Iron is a versatile element and a staple in the field of chemistry, particularly noted for its abundant oxidation states. Iron, with the chemical symbol Fe, is classified as a transition metal, positioned in group 8 of the periodic table. This positioning influences its ability to exist in multiple oxidation states.

• The most common oxidation states of iron are +2 and +3, also referred to as ferrous (Fe²⁺) and ferric (Fe³⁺), respectively.
• These oxidation states play a crucial role in various biochemical and industrial processes, such as the formation of rust and the operation of hemoglobin in blood.
• Iron's ability to switch between these states is fundamental to redox reactions, making it an essential catalyst in numerous chemical processes.

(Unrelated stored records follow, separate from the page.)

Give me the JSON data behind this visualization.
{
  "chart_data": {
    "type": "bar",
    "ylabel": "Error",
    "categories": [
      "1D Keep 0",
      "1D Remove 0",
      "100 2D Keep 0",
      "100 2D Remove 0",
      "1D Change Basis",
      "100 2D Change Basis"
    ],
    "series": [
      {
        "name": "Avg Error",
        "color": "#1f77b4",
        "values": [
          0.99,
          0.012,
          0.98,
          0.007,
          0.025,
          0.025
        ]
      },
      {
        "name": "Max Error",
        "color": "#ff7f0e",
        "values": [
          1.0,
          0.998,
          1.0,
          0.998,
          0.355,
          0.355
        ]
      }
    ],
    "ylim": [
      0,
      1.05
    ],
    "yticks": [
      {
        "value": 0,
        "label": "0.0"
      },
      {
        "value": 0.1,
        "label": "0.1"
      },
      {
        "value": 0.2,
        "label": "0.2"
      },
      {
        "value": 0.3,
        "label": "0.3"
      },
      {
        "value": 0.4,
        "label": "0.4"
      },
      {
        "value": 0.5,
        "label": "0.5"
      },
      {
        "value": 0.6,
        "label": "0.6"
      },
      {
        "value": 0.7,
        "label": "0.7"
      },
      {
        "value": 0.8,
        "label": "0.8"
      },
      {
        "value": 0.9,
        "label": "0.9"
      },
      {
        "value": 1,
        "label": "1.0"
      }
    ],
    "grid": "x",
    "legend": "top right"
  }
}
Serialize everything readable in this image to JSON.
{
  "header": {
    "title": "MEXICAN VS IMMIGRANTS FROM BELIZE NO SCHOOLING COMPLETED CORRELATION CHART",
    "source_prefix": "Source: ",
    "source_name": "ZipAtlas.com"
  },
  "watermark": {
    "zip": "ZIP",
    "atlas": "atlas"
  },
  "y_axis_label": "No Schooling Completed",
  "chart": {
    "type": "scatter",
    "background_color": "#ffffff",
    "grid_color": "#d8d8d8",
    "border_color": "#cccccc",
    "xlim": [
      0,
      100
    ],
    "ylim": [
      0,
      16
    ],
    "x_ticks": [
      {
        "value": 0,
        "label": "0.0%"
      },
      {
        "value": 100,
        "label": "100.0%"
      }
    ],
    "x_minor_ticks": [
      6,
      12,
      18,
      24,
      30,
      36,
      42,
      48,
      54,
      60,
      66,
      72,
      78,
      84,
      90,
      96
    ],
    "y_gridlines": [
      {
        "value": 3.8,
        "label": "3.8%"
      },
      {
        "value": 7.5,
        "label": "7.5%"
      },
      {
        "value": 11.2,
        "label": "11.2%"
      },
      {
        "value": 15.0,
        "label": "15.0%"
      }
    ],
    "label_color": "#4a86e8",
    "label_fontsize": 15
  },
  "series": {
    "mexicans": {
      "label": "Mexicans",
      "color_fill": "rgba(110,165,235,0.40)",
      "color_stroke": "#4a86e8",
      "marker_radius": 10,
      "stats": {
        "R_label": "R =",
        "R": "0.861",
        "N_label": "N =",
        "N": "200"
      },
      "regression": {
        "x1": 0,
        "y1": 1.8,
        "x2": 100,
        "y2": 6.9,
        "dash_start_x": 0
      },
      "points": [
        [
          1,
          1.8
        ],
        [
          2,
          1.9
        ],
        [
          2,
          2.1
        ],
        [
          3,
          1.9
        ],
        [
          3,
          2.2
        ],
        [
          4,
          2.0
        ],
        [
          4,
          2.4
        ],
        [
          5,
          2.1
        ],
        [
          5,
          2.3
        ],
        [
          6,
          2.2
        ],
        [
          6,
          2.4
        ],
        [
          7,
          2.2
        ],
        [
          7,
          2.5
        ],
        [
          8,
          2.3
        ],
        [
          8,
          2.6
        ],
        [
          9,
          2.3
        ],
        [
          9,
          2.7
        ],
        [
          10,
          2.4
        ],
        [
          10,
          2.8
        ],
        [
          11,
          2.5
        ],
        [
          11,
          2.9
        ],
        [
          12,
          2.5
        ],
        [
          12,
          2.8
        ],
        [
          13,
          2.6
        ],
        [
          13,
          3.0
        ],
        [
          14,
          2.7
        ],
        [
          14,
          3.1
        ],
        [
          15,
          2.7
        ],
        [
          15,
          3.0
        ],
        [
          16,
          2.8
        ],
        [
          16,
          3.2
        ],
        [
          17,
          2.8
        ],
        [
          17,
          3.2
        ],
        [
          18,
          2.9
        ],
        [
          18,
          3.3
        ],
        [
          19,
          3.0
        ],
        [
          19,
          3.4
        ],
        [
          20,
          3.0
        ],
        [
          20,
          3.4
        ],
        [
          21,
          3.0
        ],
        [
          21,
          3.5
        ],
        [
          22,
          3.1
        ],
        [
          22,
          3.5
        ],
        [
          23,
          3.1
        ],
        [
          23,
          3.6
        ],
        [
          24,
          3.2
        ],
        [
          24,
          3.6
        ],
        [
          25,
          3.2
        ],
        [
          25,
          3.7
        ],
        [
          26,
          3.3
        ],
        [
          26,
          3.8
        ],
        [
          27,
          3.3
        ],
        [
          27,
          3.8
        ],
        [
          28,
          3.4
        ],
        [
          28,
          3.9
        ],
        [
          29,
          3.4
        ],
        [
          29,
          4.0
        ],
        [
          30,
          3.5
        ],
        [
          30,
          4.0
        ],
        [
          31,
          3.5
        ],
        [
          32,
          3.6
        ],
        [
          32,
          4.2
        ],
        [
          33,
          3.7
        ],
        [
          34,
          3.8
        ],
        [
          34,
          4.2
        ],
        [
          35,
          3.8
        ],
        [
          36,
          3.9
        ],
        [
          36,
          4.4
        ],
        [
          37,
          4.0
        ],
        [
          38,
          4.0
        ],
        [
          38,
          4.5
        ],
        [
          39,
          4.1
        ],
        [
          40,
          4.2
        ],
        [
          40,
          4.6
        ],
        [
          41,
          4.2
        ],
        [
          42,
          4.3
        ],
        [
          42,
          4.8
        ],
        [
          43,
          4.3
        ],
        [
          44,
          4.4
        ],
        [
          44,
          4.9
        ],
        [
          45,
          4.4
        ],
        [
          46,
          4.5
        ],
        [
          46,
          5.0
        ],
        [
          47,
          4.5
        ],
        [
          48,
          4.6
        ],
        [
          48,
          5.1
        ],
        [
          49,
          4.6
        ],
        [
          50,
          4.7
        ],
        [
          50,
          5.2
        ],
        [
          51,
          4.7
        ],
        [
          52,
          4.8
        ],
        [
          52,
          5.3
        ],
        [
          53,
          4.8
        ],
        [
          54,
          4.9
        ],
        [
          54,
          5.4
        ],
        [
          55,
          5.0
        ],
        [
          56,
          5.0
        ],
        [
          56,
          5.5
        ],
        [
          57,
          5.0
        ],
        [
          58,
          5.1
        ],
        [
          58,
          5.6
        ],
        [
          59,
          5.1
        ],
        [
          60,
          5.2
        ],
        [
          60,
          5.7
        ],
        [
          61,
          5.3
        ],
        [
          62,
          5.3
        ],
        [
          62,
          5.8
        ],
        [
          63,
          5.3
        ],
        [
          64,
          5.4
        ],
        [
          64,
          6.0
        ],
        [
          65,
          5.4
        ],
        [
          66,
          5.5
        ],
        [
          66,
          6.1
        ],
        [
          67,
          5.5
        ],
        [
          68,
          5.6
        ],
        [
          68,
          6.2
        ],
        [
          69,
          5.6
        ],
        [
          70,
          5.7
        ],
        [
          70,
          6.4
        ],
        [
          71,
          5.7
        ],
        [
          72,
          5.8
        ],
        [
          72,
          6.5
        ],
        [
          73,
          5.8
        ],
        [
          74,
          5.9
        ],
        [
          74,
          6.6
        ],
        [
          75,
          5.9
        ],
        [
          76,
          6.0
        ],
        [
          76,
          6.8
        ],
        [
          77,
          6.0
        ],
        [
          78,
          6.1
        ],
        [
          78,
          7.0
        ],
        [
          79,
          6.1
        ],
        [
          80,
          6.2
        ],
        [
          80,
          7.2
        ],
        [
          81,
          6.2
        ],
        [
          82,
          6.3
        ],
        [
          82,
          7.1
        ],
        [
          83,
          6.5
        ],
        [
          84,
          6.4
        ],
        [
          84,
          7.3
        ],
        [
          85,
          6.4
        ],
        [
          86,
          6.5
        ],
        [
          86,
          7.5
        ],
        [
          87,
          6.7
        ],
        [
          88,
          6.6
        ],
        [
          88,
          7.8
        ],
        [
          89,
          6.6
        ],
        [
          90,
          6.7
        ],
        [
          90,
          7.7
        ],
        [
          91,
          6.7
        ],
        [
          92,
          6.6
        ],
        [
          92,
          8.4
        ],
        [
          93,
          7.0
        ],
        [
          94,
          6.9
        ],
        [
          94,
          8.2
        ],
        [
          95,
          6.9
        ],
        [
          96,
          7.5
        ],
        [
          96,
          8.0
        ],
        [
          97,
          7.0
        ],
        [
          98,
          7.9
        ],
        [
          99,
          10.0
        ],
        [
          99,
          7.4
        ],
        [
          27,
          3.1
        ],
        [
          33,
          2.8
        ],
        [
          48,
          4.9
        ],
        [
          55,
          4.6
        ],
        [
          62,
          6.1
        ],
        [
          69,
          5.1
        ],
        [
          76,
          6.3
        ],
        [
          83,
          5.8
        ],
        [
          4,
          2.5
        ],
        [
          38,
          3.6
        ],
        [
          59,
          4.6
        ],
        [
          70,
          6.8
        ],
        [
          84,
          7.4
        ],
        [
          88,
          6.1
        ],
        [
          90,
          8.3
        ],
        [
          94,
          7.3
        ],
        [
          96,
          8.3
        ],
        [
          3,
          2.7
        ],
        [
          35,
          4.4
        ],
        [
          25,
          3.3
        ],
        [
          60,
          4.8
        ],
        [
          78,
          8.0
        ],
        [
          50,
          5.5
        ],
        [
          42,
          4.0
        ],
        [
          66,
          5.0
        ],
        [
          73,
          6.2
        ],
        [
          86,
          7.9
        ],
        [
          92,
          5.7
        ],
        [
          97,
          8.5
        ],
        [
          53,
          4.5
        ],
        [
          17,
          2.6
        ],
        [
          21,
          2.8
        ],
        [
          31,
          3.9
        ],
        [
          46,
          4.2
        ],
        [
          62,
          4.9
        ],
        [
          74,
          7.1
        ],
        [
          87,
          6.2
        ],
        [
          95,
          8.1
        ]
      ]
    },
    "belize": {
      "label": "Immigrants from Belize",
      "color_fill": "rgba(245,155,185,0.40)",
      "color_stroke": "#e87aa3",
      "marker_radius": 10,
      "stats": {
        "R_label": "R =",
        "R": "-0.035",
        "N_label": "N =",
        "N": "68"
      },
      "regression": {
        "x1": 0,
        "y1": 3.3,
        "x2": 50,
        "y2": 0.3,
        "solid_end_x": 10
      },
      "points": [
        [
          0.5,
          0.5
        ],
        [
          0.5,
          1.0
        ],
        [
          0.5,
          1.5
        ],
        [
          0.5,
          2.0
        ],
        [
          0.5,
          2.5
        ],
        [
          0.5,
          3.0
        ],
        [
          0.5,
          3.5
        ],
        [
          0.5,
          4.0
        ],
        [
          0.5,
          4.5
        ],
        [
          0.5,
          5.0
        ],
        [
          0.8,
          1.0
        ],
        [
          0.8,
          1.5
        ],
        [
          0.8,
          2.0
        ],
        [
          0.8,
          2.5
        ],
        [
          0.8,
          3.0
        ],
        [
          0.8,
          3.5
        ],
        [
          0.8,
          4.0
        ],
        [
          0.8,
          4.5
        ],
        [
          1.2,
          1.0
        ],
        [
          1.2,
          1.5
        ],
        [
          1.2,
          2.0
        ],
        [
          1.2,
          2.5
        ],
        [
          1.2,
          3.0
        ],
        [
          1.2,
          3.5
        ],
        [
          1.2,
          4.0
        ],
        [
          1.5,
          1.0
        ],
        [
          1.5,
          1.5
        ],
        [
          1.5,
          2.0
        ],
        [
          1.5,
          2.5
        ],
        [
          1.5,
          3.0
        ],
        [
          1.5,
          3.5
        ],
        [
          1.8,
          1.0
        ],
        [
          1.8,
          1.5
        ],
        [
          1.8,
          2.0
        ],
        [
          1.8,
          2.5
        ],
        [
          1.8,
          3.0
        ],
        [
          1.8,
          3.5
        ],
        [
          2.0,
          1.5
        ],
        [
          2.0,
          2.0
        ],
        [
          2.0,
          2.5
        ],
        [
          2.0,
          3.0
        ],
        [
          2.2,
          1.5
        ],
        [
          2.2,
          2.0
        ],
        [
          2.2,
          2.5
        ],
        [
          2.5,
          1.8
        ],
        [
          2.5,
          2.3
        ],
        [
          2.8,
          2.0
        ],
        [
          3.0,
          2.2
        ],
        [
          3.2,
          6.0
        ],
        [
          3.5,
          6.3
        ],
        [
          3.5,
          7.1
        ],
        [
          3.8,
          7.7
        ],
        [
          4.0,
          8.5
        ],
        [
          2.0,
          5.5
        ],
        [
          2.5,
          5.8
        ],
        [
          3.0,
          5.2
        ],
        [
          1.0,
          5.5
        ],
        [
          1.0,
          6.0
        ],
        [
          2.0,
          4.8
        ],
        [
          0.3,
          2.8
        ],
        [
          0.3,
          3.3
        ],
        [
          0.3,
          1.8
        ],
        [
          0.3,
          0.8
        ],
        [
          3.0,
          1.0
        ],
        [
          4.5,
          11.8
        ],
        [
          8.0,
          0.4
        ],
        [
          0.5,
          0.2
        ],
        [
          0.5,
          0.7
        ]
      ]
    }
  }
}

• The element also forms complex compounds with many other elements, enhancing its importance in alloy formation and structural applications.

In industry, iron's primary use is in steel production, where its oxidation states are manipulated to create materials with desired properties. This flexible metal's reactivity and ease of incorporation into various compounds ensure its continued relevance across multiple scientific and industrial domains.